Sebenarnya menulis itu bukanlah pekerjaan yang sulit. Hanya saja setiap individu memiliki penilaian masing-masing dalam menyikapinya. Layaknya belajar mengendarai mobil, menulis artikel membutuhkan latihan bertahap dan rutin. Untuk membiasakan diri mulailah dengan menulis buku harian di rumah atau menulis laporan kegiatan rutin di kantor. Tuliskan pencapaian target yang berhasil dilakukan. Tuliskan juga bila pencapaian target kurang berhasil dan jelaskan kendala-kendala dalam pencapaian target tersebut. Dalam menulis buku harian atau laporan kegiatan rutin di kantor secara tidak sadar kita belajar menuangkan pikiran sendiri dan terlatih menyusun tulisan yang teratur serta mencatat secara detil suatu peristiwa.

B. Mengawali Tulisan dengan Menarik
“Kesan pertama begitu menggoda”, demikian kalimat sebuah iklan yang menarik perhatian kita. Begitu juga ketika kita menulis artikel, awali dengan sesuatu yang menarik perhatian pembaca. Pertama, kita bisa mengawalinya artikel kita dengan sentuhan seni kalimat tanya yang akan memberi kesan merangsang pembaca untuk segera mengetahui isi tulisan, seperti contoh berikut ini.

Apakah metroseksual itu? Itulah kata yang sedang memboming saat ini, gaya hidup metroseksual saat ini tengah menjadi tren dan digandrungi oleh kaum pria. Pria metroseksual? Ya, pria yang bau, tak rapi, dan kucel saat ini tak menarik lagi bagi kaum hawa. Pria yang menarik kaum wanita saat ini yaitu yaitu pria yang suka memperhatikan penampilannya dari ujung rambut hingga ujung kuku.

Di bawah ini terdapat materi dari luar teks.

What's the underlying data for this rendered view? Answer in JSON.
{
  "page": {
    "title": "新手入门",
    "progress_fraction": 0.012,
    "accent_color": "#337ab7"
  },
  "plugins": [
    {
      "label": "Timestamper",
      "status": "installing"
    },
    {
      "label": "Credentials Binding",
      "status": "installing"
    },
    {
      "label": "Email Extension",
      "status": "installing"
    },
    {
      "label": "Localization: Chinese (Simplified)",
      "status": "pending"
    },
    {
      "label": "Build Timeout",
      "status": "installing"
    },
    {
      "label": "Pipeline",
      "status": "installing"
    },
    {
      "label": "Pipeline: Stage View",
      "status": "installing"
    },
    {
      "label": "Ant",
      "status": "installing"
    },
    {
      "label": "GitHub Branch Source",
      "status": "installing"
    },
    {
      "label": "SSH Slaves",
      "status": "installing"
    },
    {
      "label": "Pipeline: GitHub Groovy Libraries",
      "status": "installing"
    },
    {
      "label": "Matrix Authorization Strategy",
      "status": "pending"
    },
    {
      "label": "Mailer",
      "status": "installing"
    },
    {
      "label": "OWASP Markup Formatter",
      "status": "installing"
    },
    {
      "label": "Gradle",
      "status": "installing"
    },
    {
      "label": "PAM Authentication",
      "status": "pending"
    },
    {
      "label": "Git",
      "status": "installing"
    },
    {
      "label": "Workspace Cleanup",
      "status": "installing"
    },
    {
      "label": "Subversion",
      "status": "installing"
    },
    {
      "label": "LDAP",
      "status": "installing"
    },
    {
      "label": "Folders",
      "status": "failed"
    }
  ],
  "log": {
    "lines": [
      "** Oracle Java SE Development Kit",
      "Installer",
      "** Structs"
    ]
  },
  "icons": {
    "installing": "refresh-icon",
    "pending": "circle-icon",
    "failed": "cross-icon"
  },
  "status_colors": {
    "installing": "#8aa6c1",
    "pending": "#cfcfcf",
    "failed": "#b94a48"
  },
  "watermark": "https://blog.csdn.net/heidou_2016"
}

Selain itu, pria metroseksual cenderung pekerja keras, penuh percaya diri dan sosok family man. Apakah Anda termasuk pria metroseksual?

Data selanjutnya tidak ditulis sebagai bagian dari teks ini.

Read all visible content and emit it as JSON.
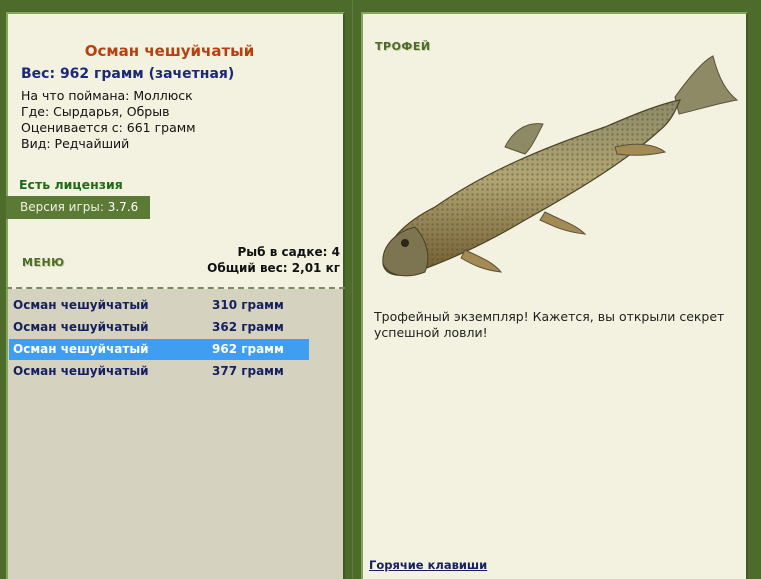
{
  "left": {
    "fish_name": "Осман чешуйчатый",
    "weight_line": "Вес: 962 грамм (зачетная)",
    "info": [
      "На что поймана: Моллюск",
      "Где: Сырдарья, Обрыв",
      "Оценивается с: 661 грамм",
      "Вид: Редчайший"
    ],
    "license": "Есть лицензия",
    "version_label": "Версия игры:",
    "version_value": "3.7.6",
    "menu_label": "МЕНЮ",
    "fish_count": "Рыб в садке: 4",
    "total_weight": "Общий вес: 2,01 кг"
  },
  "catch_list": [
    {
      "name": "Осман чешуйчатый",
      "weight": "310 грамм",
      "selected": false
    },
    {
      "name": "Осман чешуйчатый",
      "weight": "362 грамм",
      "selected": false
    },
    {
      "name": "Осман чешуйчатый",
      "weight": "962 грамм",
      "selected": true
    },
    {
      "name": "Осман чешуйчатый",
      "weight": "377 грамм",
      "selected": false
    }
  ],
  "right": {
    "trophy_label": "ТРОФЕЙ",
    "description": "Трофейный экземпляр! Кажется, вы открыли секрет успешной ловли!",
    "hotkeys_link": "Горячие клавиши",
    "fish_image_icon": "fish-icon"
  },
  "colors": {
    "frame": "#4d6c2c",
    "panel": "#f3f1df",
    "title": "#b5420e",
    "link": "#16205f",
    "selection": "#3f9df2",
    "list_bg": "#d5d3bf"
  }
}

Selain sentuhan seni kalimat tanya, kita juga dapat menggunakan seni kalimat perintah atau imperative. Kalimat perintah berisi ajakan, suruhan atau larangan melakukan sesuatu, seperti contoh berikut ini.

Jangan bunuh penumpang! Tragedi transportasi yang berkali-kali terjadi membuat siapapun cemas; cemas karena kecenderungan bencana transportasi menunjukkan grafik naik dari tahun ke tahun. Lihat saja kecelakaan lalu lintas darat! Tahun lalu saja jalan raya merenggut tak kurang 30 ribu nyawa manusia. Luar biasa! Sementara itu, untuk angkutan laut memperlihatkan grafik naik, dan 109 kasus pada 2004 menjadi 111 kasus pada tahun 2005, dan 119 kasus pada 2006. Di sisi lain, transportasi udara yang mestinya segalanya paling prima juga setali tiga uang. Berengsek!

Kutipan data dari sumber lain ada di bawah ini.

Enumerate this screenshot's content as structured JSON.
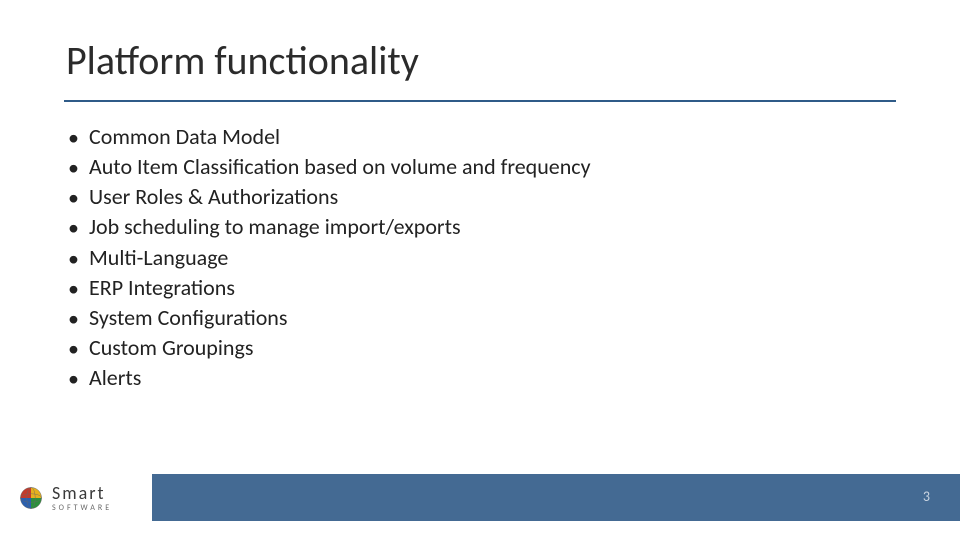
{
  "title": "Platform functionality",
  "bullets": [
    "Common Data Model",
    "Auto Item Classification based on volume and frequency",
    "User Roles & Authorizations",
    "Job scheduling to manage import/exports",
    "Multi-Language",
    "ERP Integrations",
    "System Configurations",
    "Custom Groupings",
    "Alerts"
  ],
  "footer": {
    "brand_primary": "Smart",
    "brand_secondary": "SOFTWARE",
    "page_number": "3"
  },
  "colors": {
    "rule": "#2f5b88",
    "footer_bar": "#446a93"
  }
}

Kita juga bisa mengawali tulisan dengan menggunakan kalimat dalam petikan langsung. Berikut contohnya.

“Gitu aja kok repot...!”, itulah ungkapan khas Abdul Rahman Wahid, salah seorang mantan presiden Indonesia yang unik dan nyentrik. Walaupun memiliki penglihatan yang kurang, ia dapat terpilih menjadi Presiden ke-4 RI. Pada awal masa pemerintahannya, Gus Dur sering mengadakan kunjungan ke luar negeri. Akibatnya, suami dari Shinta Nuriah ini sering menerima kritikan dari berbagai pihak, terutama dari lawan politiknya. Selain itu, mantan Ketua PKB ini sering mengeluarkan pernyataan yang kontroversial dan inkonvensional sehingga sering diminta mundur dari jabatannya sebagai Presiden RI. Namun, kyai dari Jawa Timur ini tetap ingin menjadi orang nomor satu di Indonesia.

Kata-kata mutiara sebagai bagian dari seni berkalimat merupakan salah satu cara mengawali tulisan dengan menarik. Berikut contohnya.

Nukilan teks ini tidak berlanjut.